Given all this, modern critics have found a lot to chew on in the constantly shifting sexuality of the characters of such plays as As You Like It. First, there is the situation of Rosalind: dressed as a young man, she is referred to as a “pretty youth” by many of the characters, and seems to be regarded as a very girlish sort of boy. Her simultaneous rejection of and flirtation with Phoebe raises the bar: Rosalind seems to be enjoying playing the role of the disdainful lover – and as for Phoebe, what does it mean that she falls in love with a girl dressed as a boy? Orlando’s romantic involvement with “Ganymede” raises even more interesting questions: how do we define a romantic relationship between a young man and (apparently) another young man, who’s behaving like a woman so the two can enact a traditional flirtation and courtship? The name of Rosalind’s alter ego is also extremely provocative -the “Ganymede” of Greek myth was a beautiful boy who was kidnapped by Jupiter, the king of the gods, in order to make him his lover. In Shakespeare’s day, the word was commonly used to refer to young men who engaged in homosexual romances.

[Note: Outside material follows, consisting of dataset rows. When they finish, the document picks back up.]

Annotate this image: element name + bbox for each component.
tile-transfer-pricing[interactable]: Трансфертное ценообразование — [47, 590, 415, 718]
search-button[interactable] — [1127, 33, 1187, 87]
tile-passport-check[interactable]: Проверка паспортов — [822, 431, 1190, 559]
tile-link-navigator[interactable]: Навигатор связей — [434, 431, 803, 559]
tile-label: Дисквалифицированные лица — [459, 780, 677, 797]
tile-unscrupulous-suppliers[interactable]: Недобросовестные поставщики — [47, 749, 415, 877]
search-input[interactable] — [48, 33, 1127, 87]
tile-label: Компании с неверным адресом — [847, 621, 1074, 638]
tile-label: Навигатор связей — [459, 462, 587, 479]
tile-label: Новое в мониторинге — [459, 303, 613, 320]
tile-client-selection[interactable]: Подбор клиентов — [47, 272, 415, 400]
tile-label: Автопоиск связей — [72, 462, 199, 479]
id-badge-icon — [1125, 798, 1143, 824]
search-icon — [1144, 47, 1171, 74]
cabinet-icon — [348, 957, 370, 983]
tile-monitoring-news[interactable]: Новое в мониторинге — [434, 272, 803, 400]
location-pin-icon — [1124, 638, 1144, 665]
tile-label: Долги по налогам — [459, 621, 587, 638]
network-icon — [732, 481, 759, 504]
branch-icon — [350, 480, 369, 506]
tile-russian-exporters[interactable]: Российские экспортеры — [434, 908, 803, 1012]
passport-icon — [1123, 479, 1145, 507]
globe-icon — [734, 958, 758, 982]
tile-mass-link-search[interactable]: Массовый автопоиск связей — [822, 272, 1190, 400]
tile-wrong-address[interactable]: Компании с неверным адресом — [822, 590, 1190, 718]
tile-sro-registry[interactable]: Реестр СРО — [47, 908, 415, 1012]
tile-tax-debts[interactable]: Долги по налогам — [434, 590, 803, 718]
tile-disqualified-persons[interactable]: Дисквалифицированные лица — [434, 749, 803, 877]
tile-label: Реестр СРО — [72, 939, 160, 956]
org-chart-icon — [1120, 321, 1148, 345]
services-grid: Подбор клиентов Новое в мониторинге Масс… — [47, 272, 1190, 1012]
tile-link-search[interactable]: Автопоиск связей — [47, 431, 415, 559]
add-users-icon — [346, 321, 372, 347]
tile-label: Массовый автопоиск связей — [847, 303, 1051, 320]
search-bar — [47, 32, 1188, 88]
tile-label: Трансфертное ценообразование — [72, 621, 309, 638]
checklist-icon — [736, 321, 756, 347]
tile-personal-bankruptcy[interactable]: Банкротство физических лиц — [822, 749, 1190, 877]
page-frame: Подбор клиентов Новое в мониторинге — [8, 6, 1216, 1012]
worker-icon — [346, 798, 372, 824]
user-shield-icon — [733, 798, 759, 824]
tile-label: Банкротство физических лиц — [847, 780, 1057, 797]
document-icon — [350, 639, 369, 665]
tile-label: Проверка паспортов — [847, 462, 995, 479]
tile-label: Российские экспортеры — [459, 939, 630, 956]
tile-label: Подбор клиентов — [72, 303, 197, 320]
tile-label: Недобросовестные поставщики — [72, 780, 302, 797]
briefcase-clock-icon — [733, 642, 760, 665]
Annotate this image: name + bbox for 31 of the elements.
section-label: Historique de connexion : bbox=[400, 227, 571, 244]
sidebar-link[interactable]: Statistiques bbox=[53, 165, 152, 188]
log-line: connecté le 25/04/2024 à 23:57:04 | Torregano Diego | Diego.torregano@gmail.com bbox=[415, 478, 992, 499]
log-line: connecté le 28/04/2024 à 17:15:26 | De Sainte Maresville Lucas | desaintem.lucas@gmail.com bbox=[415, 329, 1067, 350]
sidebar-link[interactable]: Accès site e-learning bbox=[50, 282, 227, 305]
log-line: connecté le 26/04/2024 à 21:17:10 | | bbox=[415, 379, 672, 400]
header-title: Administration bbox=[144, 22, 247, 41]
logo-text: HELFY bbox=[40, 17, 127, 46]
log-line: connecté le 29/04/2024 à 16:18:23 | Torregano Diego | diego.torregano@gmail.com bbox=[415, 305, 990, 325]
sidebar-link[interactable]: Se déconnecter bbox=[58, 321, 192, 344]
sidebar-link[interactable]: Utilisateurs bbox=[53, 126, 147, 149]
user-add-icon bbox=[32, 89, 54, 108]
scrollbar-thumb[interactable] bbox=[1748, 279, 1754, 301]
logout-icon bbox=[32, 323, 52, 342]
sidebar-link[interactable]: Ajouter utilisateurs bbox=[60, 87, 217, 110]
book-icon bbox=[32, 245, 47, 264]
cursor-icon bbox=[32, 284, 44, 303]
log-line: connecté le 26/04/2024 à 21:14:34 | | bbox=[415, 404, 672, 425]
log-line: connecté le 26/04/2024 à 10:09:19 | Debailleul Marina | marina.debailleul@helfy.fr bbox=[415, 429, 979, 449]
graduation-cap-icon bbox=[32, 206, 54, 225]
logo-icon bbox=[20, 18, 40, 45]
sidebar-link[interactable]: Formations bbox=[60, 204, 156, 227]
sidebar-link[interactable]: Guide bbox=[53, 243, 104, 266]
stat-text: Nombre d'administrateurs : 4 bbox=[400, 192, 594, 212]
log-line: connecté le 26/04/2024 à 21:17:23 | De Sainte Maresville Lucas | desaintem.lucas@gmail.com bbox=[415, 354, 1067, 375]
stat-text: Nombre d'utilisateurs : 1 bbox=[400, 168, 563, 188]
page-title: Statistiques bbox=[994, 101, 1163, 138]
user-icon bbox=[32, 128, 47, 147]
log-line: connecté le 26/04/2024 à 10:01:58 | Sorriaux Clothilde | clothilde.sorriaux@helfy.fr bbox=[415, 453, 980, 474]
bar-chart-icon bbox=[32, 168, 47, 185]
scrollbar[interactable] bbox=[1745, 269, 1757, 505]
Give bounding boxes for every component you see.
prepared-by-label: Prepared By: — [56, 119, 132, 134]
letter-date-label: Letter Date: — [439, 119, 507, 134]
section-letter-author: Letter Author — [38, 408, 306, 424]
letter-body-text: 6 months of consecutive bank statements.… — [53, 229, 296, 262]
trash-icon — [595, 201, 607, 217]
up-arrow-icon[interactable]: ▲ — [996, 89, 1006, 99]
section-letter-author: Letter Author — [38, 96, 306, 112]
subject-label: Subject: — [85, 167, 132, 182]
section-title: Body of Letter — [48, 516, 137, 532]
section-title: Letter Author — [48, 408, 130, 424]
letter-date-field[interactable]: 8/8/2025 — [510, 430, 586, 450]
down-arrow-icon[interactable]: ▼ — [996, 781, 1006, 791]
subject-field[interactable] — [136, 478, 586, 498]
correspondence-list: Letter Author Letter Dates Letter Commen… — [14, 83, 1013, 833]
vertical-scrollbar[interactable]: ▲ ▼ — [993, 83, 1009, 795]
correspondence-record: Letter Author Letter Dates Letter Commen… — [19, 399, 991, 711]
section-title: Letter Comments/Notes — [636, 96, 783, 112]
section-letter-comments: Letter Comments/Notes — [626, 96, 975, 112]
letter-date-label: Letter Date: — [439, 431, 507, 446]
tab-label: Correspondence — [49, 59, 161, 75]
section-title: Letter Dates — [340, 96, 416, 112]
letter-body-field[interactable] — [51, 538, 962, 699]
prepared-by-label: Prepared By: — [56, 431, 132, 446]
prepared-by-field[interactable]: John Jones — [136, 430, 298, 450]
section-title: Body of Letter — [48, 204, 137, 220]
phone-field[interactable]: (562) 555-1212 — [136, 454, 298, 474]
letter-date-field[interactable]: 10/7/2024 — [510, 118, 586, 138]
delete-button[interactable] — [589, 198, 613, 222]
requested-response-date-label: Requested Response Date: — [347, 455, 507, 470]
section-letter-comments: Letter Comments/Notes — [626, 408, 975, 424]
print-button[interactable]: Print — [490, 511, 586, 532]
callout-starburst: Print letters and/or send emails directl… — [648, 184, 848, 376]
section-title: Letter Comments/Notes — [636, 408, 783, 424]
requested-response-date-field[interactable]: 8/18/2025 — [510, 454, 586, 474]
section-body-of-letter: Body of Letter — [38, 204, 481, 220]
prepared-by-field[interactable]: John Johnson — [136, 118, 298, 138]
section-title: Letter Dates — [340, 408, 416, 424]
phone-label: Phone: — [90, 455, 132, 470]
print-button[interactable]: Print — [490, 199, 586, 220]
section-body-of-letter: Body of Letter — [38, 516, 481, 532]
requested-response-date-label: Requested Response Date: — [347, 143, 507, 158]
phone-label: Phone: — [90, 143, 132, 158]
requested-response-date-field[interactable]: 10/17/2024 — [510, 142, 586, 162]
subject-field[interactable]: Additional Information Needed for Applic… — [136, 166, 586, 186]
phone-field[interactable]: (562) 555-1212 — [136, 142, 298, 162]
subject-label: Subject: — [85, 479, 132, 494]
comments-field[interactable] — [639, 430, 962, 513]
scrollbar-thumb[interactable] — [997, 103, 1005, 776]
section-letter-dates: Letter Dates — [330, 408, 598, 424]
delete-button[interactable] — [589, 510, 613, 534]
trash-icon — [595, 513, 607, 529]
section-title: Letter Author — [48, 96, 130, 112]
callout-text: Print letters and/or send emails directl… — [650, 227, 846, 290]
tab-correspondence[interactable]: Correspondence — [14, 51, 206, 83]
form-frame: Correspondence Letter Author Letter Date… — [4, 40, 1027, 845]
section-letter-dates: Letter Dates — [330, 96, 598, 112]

Other readers and critics point out the unusually strong relationship between Rosalind and Celia, who follows Rosalind into exile much as wives or lovers traditionally did – as Charles says of them in Scene 1.1, “never two ladies loved as they do.” The closeness of this relationship, which fades into the background as the play progresses and male love interests take over their attention, echoes relationships like that of Helena and Hermia in A Midsummer Night’s Dream. It also suggests – as does that between “Ganymede” and Orlando – the extremely close, largely unresolved male-male relationships which appear in a number of Shakespeare’s plays -Antonio and Bassanio in The Merchant of Venice, for instance, or Sebastian and Antonio in Twelfth Night. Often, in these friendships, one character seems to be jealous or bitter when the other develops an interest in marriage. Celia’s attitude toward Orlando, at least before Oliver shows up, is reminiscent of these relationships.